Herpes zoster is reactivated VZV producing a painful unilateral dermatomal vesicular rash that should be treated with oral valacyclovir within 72 hours of rash onset in immunocompetent adults, escalated to IV acyclovir for disseminated/visceral/CNS/severe-HZO/immunocompromised disease, managed long-term for postherpetic neuralgia with gabapentinoids, TCAs, or topical lidocaine, and prevented in all adults ≥50 (and immunocompromised ≥19) with the 2-dose recombinant Shingrix vaccine.

Board pearl: Three numbers anchor this topic on Step 3 — 72 hours (antiviral window), 90 days (PHN definition), and 2 doses (Shingrix completion). Memorize them, recognize them in stems, and your zoster questions become reflex answers.

Diagnose clinically — unilateral, dermatomal, does not cross midline; reserve VZV PCR for atypical/immunocompromised/CNS cases; Tzanck cannot distinguish HSV from VZV.

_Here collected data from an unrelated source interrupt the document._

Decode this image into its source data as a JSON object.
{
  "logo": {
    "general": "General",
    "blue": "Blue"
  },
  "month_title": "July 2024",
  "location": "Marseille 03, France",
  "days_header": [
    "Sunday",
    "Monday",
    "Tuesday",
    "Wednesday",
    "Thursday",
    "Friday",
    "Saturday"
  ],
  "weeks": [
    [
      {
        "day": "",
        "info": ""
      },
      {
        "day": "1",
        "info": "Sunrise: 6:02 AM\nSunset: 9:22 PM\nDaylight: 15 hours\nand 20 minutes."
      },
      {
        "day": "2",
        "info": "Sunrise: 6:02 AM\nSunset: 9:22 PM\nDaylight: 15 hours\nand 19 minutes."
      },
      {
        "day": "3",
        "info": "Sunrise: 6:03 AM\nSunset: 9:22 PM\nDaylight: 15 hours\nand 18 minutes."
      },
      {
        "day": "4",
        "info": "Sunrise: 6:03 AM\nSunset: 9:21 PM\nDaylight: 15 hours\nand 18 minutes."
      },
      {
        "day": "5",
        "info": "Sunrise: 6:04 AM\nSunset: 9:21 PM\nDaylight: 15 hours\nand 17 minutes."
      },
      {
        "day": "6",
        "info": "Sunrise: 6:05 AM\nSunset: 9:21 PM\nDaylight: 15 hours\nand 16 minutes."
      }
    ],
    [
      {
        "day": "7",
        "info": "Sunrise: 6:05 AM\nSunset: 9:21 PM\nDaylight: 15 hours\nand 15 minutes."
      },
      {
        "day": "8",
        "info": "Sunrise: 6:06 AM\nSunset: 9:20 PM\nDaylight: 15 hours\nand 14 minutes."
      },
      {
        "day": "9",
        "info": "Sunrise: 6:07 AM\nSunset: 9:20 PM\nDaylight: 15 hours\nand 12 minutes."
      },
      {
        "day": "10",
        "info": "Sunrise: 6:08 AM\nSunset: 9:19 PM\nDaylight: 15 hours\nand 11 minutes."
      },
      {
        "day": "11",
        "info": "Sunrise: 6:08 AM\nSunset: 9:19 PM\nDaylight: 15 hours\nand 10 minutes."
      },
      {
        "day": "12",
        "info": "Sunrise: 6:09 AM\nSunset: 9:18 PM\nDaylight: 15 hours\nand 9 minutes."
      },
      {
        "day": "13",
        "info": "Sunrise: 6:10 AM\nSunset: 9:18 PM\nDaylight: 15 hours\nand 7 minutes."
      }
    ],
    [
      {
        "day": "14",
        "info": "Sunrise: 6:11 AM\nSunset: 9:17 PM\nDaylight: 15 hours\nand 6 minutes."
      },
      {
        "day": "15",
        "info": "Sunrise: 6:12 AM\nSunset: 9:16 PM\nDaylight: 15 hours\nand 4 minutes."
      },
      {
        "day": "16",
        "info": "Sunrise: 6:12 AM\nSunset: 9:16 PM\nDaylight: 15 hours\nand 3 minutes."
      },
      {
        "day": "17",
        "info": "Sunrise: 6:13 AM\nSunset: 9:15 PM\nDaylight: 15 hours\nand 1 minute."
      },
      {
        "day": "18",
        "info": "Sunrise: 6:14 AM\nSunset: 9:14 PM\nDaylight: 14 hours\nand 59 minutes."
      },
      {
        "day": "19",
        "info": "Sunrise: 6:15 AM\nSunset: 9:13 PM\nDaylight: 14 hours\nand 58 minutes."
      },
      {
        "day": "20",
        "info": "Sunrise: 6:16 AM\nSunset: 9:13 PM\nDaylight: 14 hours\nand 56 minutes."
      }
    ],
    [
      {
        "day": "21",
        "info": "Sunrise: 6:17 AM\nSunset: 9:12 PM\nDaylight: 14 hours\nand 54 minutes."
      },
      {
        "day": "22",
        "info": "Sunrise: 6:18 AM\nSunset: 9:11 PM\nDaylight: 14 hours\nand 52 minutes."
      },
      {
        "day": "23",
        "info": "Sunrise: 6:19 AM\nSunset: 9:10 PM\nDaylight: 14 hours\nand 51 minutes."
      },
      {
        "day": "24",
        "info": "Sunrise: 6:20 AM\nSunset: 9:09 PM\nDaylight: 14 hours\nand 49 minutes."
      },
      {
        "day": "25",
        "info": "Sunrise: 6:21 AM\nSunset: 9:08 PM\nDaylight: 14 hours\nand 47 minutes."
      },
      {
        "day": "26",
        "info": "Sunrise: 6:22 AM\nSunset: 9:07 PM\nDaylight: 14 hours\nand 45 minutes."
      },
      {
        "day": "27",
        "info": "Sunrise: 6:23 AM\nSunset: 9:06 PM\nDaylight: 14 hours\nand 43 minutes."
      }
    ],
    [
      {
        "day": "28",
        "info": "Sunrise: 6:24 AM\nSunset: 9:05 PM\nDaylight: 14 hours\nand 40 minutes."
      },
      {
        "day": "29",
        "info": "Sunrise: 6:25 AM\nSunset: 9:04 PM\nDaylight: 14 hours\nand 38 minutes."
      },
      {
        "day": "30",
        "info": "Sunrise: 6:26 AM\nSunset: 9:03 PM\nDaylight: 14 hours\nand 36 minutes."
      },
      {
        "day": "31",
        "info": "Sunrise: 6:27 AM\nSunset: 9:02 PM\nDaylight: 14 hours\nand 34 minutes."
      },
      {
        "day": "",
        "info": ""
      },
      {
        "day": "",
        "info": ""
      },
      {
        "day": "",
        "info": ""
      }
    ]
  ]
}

Treat early and right: valacyclovir 1 g TID × 7 days (preferred); IV acyclovir for disseminated/visceral/CNS/sight-threatening HZO/severe immunocompromise; steroids do not prevent PHN; renally dose to prevent neurotoxicity in elderly.
Watch for high-impact complications: PHN (most common), HZO with Hutchinson sign (same-day ophthalmology), Ramsay Hunt (CN VII palsy + ear vesicles), VZV vasculopathy/stroke in the months after zoster, and disseminated visceral disease in immunocompromised hosts.
Prevent with Shingrix: 2 doses, 2–6 months apart for immunocompetent ≥50; 1–6 months apart for immunocompromised ≥19; no upper age limit; revaccinate prior Zostavax recipients; defer in pregnancy and active zoster; complete the 2nd dose — that is where durable efficacy lives.